The chief executive Ian Livingston said BT had "delivered on profits and free cashflow ahead of expectations for the year, while making significant investment in the business for the future".
Growth was driven by a strong performance in its broadband business, adding the most new customers to its fibre-based broadband package in eight years. "We have consolidated our position as the leading provider of broadband in the UK," Mr Livingston said.
The company is carrying out "one of the most rapid" deployments of superfast broadband in the world, the chief executive said. It is adding 80,000 premises a week to its network, and it has announced plans to double download speeds to around 80Mb. BT's so-called Infinity broadband package, which competes with Virgin Media, now has 144,000 subscribers and is growing at around 5,000 a week.
Yet, the group saw revenues decline 4 per cent to £20bn during the financial year. The drop slightly missed market expectations, sending the shares down 1.4 per cent to 199p. Management said the revenues could fall further this year, by up to 2 per cent, before returning to growth in 2013.

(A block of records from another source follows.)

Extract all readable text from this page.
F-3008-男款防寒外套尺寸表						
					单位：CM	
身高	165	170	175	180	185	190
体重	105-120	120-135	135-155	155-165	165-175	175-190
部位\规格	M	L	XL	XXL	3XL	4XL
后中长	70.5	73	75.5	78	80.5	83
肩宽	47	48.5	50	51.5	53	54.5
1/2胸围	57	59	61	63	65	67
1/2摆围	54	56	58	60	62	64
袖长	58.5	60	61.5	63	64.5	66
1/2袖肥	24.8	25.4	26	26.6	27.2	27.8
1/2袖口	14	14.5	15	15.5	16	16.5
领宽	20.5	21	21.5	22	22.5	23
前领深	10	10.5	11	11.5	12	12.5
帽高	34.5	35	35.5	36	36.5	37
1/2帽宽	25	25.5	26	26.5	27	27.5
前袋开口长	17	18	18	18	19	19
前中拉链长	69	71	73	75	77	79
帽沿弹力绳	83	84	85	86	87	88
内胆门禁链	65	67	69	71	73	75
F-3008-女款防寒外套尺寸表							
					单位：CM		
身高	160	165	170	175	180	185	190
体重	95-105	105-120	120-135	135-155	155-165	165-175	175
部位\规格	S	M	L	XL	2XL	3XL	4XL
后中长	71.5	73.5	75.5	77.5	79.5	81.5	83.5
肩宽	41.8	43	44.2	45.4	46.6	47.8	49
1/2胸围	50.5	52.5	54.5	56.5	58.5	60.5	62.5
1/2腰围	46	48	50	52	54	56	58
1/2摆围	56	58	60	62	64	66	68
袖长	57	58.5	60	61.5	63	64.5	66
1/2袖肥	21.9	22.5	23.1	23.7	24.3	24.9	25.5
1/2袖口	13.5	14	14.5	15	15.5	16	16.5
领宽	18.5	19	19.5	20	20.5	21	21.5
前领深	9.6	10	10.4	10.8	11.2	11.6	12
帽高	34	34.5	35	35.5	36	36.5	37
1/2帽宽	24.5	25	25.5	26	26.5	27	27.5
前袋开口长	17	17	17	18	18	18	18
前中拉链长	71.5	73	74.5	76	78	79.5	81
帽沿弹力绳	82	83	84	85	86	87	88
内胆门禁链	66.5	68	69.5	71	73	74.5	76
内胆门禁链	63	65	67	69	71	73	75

The revenue decline was offset by the company's cost-cutting drive outstripping its targets. Management had budgeted for cuts of around £900m, but they actually came in at £1.1bn.
Morten Singleton, an analyst at Investec, said there was "more to come from the cost-cutting" and BT's forecast of a return to growth "should help to convince the sceptics there is more to this stock than profit growth being based on, ultimately unsustainable, cost-cutting".
BT's problems in the year to the end of March 2009 stemmed from what the chief executive called at the time an "unacceptable" performance at its Global Services Division.
The performance of the division that manages networks and IT outsourcing for multinational corporations, sent the group tumbling to a £134m loss after making more than £1bn the previous year. It forced a cost-cutting drive, which included axing 30,000 jobs.
Yet, the group announced yesterday that the division had become cashflow positive a year earlier than expected, and its order intake had risen a tenth to £7.3bn. Analysts at Megabuyte said the results "cap a year of further solid progress for BT, lifting earnings before interest, taxation depreciation and amortisation back above levels prior to the 2009 crisis".
There was more good news for the group over its pension deficit, an issue that has weighed heavily on the shares. BT reported yesterday that the deficit stood at £1.8bn, compared with £5.7bn a year earlier. Net debt also fell in 2010, by £467m to £8.8bn.
In February last year, BT agreed a 17-year plan to pay off the black hole in its scheme with the trustees of the BT Pension Scheme. However, the Pensions Regulator said it had "substantial concerns" with parts of the agreement. The review has now been put on hold and is likely to report next year.
The independent pensions expert John Ralfe said the reduction in the deficit was partly down to technical reasons, including BT's decision to calculate annual pension rises using CPI inflation rates rather than RPI.